Marta Hiromi Taniwaki, PhD, is a scientific researcher at the Food Technology Institute (ITAL) at the Center of Quality and Food Science in Campinas, Brazil. She graduated in Biology and has a PhD in Food Science and Technology from the University of New South Wales, Australia She is author of over 100 publications in the area of Food Mycology, Mycotoxins and Food Microbiology. She is member of the International Commission on Food Mycology (ICFM) since 1997; member of the Brazilian delegation at the Codex Contaminants in Food (CCCF) since 2006; Member of the International Commission on Microbiologi¬cal Specifications for Foods (ICMSF) since 2010 and editorial board of Myco¬toxin Research since 2012. Her major research areas are: fungi and mycotoxins in foods; biodiversity of toxigenic fungi in foods, fungal physiology and mycotoxin production, polyphasic approach to biosystematics of Aspergillus species.

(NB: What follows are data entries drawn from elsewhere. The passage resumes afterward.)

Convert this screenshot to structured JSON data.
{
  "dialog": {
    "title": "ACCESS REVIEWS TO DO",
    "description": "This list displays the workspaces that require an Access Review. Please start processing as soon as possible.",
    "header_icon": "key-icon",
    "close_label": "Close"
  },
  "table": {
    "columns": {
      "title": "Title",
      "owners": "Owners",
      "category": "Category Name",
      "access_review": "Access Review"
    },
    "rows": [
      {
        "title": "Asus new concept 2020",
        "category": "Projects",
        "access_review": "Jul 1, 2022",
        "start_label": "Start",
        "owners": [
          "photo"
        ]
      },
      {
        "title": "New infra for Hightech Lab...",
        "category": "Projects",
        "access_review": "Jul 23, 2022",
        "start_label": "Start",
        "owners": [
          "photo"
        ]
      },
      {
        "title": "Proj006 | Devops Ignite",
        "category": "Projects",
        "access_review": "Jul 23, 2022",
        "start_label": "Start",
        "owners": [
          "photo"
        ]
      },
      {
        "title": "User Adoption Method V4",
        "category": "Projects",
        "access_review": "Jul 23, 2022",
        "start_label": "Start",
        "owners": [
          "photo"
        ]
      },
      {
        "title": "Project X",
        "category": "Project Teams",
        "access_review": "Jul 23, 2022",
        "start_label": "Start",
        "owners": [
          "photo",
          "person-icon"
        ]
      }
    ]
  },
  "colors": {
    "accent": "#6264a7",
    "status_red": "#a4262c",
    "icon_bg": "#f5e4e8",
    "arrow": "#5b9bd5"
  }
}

Valéria Christina Amstalden Junqueira was a scientific researcher at the Food Technology Institute (ITAL) at the Center of Quality and Food Science (CCQA) in Campinas, SP, Brazil from 1988 to 2016 and Director of the Microbiology Reference Laboratory at ITAL from 2011 to 2015. She graduated in Biology and has PhD in Food Technology from the State University of Campinas (UNICAMP, Brazil) in the area of hygiene and legislation of foods. She has been a member of the Brazilian delegation at the Codex Committee on Food Hygiene (CCFH) since 2002. Her major research activities are on the control of the microbiological quality of food with an emphasis on anaerobic bacteria, spoilage microorganisms of processed foods, microbiological quality of water and non-alcoholic beverages.
Neliane Ferraz de Arruda Silveira is a scientific researcher at the Food Technology Institute (ITAL) at the Center of Quality and Food Science in Campinas, Brazil. She is a biologist with PhD in Food Technology from the State University of Campinas (UNICAMP, Brazil), in the area of hygiene and legislation of foods. Her major research areas are the control of microbiological quality of food with emphasis on fish and fish products, minimally processed vegetables, foods served in collective meals, meat products and bacteriological quality of drinking water.
Margarete Midori Okazaki is a scientific researcher at the Food Technology Institute (ITAL), at the Center of Quality and Food Science in Campinas, Brazil. She graduated in Food Engineering and has a Master Science degree (Msc.) in Food Technology from the State University of Campinas (UNICAMP, Brazil). She is vice director of the Microbiology Reference Laboratory of the Food Technology Institute and concentrates her activities on the control of the microbiological quality of food and water and on technical training focused on microbiological examination methods.
Renato Abeilar Romeiro Gomes is a scientific researcher at the Food Technology Institute (ITAL), Campinas, Brazil. He graduated in Agricultural Engineer and has a Master’s degree in Agricultural Engineering from the Federal University of Viçosa, with MBA specialization. He is currently a researcher at the Dairy Technology Center of the Food Technology Institute.